4. The laser frame ranging method of claim 1, wherein the clock phase calculation module compares the local clock with the recovered clock by a high frequency clock counter aligned with the local clock to perform the phase difference calculation.

5. The laser frame ranging method according to claim 4, wherein the high frequency clock counter comprises a frame count and a phase count, the frame count is driven by a TX clock of a SERDES module, the phase count comprises a plurality of sub-counters, each of the sub-counters operates under a frequency multiplication of a TX clock m, and operating clocks of each of the sub-counters have equal phase difference.

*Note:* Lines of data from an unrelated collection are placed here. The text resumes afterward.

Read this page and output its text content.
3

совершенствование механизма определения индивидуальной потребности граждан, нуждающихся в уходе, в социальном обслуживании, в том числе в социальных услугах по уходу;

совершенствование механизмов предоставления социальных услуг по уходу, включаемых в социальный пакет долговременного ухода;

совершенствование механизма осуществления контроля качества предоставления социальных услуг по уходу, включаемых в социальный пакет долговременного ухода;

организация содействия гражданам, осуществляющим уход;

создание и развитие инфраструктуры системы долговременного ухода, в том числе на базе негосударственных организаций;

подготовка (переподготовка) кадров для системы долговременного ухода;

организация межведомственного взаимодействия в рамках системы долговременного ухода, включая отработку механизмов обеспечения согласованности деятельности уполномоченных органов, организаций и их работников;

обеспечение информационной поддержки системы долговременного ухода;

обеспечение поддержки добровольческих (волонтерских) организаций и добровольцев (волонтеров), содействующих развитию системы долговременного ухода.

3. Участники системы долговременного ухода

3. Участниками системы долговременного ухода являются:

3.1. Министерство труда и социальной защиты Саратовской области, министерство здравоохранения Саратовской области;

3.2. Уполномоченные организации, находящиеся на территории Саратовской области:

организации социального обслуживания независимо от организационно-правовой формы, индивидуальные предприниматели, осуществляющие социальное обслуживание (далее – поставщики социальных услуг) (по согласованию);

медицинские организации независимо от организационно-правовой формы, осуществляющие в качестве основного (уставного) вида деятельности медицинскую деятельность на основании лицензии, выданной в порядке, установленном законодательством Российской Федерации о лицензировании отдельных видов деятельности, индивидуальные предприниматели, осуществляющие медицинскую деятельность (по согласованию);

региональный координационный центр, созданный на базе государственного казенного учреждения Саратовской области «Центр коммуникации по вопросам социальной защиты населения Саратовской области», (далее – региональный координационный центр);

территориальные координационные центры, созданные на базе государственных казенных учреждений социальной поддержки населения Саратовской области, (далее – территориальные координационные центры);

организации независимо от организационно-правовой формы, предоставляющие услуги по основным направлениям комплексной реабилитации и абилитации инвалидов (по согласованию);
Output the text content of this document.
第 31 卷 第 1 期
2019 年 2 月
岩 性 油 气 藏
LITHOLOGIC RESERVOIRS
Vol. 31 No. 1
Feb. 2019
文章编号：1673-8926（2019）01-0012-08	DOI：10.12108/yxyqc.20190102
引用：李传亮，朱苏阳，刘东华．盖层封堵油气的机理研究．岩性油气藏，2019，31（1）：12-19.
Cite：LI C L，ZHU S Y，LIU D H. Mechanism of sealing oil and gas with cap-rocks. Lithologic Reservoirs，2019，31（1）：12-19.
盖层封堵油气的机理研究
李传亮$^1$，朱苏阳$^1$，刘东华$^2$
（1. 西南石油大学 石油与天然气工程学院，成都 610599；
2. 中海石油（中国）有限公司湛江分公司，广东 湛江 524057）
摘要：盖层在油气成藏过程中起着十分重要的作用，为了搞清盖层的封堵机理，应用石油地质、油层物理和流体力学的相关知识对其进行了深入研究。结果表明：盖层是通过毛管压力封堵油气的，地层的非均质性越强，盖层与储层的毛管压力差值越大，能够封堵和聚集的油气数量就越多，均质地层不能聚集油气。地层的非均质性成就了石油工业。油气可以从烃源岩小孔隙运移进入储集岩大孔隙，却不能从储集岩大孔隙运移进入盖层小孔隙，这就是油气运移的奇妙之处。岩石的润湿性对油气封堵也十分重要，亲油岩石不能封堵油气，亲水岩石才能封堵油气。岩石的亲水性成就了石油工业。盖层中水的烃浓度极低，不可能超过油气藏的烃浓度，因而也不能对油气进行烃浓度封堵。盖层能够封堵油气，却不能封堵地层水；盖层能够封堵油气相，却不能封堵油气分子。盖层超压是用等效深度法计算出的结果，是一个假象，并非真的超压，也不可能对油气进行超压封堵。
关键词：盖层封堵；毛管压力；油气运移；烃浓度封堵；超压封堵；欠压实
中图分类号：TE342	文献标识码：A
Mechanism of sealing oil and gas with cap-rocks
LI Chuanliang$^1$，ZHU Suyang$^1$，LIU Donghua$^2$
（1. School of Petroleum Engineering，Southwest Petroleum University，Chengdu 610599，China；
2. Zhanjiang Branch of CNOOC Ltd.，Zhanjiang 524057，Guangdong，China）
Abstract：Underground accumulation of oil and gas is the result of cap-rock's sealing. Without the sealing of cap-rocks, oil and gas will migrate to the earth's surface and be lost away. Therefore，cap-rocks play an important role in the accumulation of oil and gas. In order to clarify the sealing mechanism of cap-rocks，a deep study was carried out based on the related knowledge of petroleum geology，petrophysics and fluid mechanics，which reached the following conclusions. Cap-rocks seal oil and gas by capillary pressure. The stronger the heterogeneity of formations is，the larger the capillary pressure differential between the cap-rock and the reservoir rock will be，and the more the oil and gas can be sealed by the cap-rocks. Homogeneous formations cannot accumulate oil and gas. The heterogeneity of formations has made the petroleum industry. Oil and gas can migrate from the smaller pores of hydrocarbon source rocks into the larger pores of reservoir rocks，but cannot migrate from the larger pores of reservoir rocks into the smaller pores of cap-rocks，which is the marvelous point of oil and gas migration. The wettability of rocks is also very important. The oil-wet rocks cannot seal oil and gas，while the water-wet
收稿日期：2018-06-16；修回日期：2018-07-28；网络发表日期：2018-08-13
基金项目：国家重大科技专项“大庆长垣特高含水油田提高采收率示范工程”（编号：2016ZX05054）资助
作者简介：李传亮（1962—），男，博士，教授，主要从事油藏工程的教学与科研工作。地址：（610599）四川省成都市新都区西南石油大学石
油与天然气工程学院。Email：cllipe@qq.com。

6. The laser frame ranging method of claim 5, wherein each of the sub-counters exists at each sub-clock, and counting is performed by means of a circular shift register.

7. The laser frame ranging method according to claim 5, wherein at each rising edge of the clock to be measured, the frame count value and the sub-clock count value which have been gray-coded are clocked into the clock domain of the clock to be measured by means of a beat, then gray code decoding is performed, then calculation of the phase count value is performed in the clock domain to be measured, the average value of the phase count values is obtained, and the frame count value is corrected by the phase count value.

8. The laser frame ranging method of claim 7, wherein the phase count value comprises a plurality of sub-counter count values for accumulated sum, and the accumulated sum is removed from zero errors by alternately calling at least two accumulators.

9. The laser frame ranging method of claim 8, wherein the frame count value and the phase count value include the following three relationships: the phase count return-to-zero is substantially synchronous with the frame count self-increment, the phase count return-to-zero lags the frame count self-increment, and the phase count return-to-zero leads the frame count self-increment.

10. The laser frame ranging method according to claim 9, wherein the frame count value and the phase count value are calculated under the trigger of the synchronous decision pulse to obtain a receiving time, and the receiving time is required to correct the values according to the three conditions.